Изменить стиль страницы

– Нет, я не жду этого; я не хочу знать ничего, – с порывом отвечал Нивельзин.

– Ну, да все равно поедете спрашивать в дом Илатонцева, там открылось бы: Владимир-то Алексеич Левицкий, которого мы не знаем, где найти, – он-то именно и есть, разумеется, гувернер, у которого мы хотим спрашивать, не знает ли, куда девался наш Левицкий! – Это удивительно! – высказал Волгин свое мнение о такой штуке и покачал головою. – Это удивительно, какую историю я сочинил! – Илатонцевы-то еще не вернулись из деревни, и его нет еще в Петербурге, натурально.

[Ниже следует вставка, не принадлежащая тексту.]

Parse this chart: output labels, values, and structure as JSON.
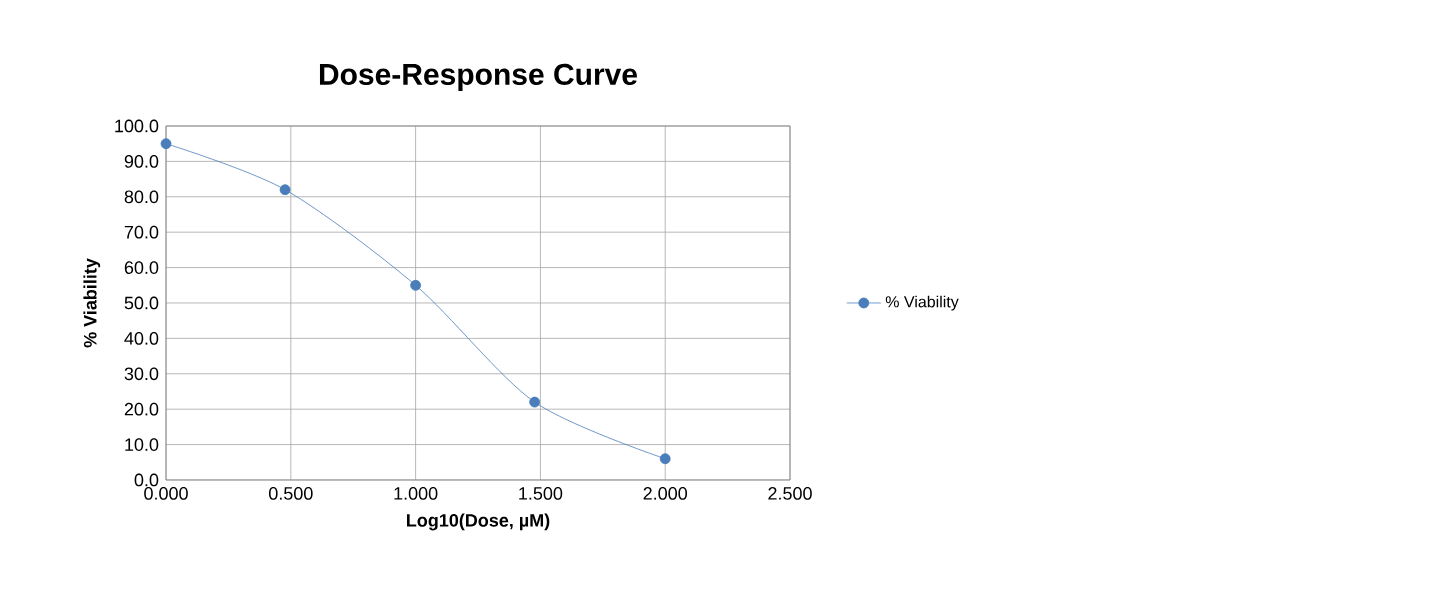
{
  "chart_data": {
    "type": "line",
    "title": "Dose-Response Curve",
    "xlabel": "Log10(Dose, µM)",
    "ylabel": "% Viability",
    "x": [
      0.0,
      0.477,
      1.0,
      1.477,
      2.0
    ],
    "series": [
      {
        "name": "% Viability",
        "color": "#4a7ebb",
        "values": [
          95,
          82,
          55,
          22,
          6
        ]
      }
    ],
    "xlim": [
      0,
      2.5
    ],
    "xticks": [
      {
        "value": 0,
        "label": "0.000"
      },
      {
        "value": 0.5,
        "label": "0.500"
      },
      {
        "value": 1,
        "label": "1.000"
      },
      {
        "value": 1.5,
        "label": "1.500"
      },
      {
        "value": 2,
        "label": "2.000"
      },
      {
        "value": 2.5,
        "label": "2.500"
      }
    ],
    "ylim": [
      0,
      100
    ],
    "yticks": [
      {
        "value": 0,
        "label": "0.0"
      },
      {
        "value": 10,
        "label": "10.0"
      },
      {
        "value": 20,
        "label": "20.0"
      },
      {
        "value": 30,
        "label": "30.0"
      },
      {
        "value": 40,
        "label": "40.0"
      },
      {
        "value": 50,
        "label": "50.0"
      },
      {
        "value": 60,
        "label": "60.0"
      },
      {
        "value": 70,
        "label": "70.0"
      },
      {
        "value": 80,
        "label": "80.0"
      },
      {
        "value": 90,
        "label": "90.0"
      },
      {
        "value": 100,
        "label": "100.0"
      }
    ],
    "grid": true,
    "legend": "right",
    "marker": "circle",
    "line_style": "solid"
  }
}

Но все равно, не могло бы скрыться от вас: как спросили бы у швейцара, или у кого там, так и сказали бы вам: «Владимир Алексеич еще не приехал». – Чего ж тут? Не могли бы вы не увидеть, в чем штука. Да и скрывать-то теперь бесполезно: дальше тянуть нельзя. Скажу Лидии Васильевне. Натурально, неприятно. Ну, да нельзя теперь.

Нивельзин был совершенно согласен с мнением Волгина, что «это удивительно». Он удалил из Петербурга человека, который был незаменим для него, – обманывал жену, которая интересовалась этим человеком только по заботливости о муже, подрывающем свое здоровье чрезмерною работою, – жену, которую безгранично уважал, – отправлял письма с фальшивым адресом, чтобы продлить обман. – Что же заставило его делать так?

– Эх, Павел Михайлыч! – Волгин покачал головою. – Мало вы знаете человеческие слабости; – например, до чего может доводить человека самолюбие. – Волгин вздохнул. – Конечно, совестно признаваться, – да нечего делать.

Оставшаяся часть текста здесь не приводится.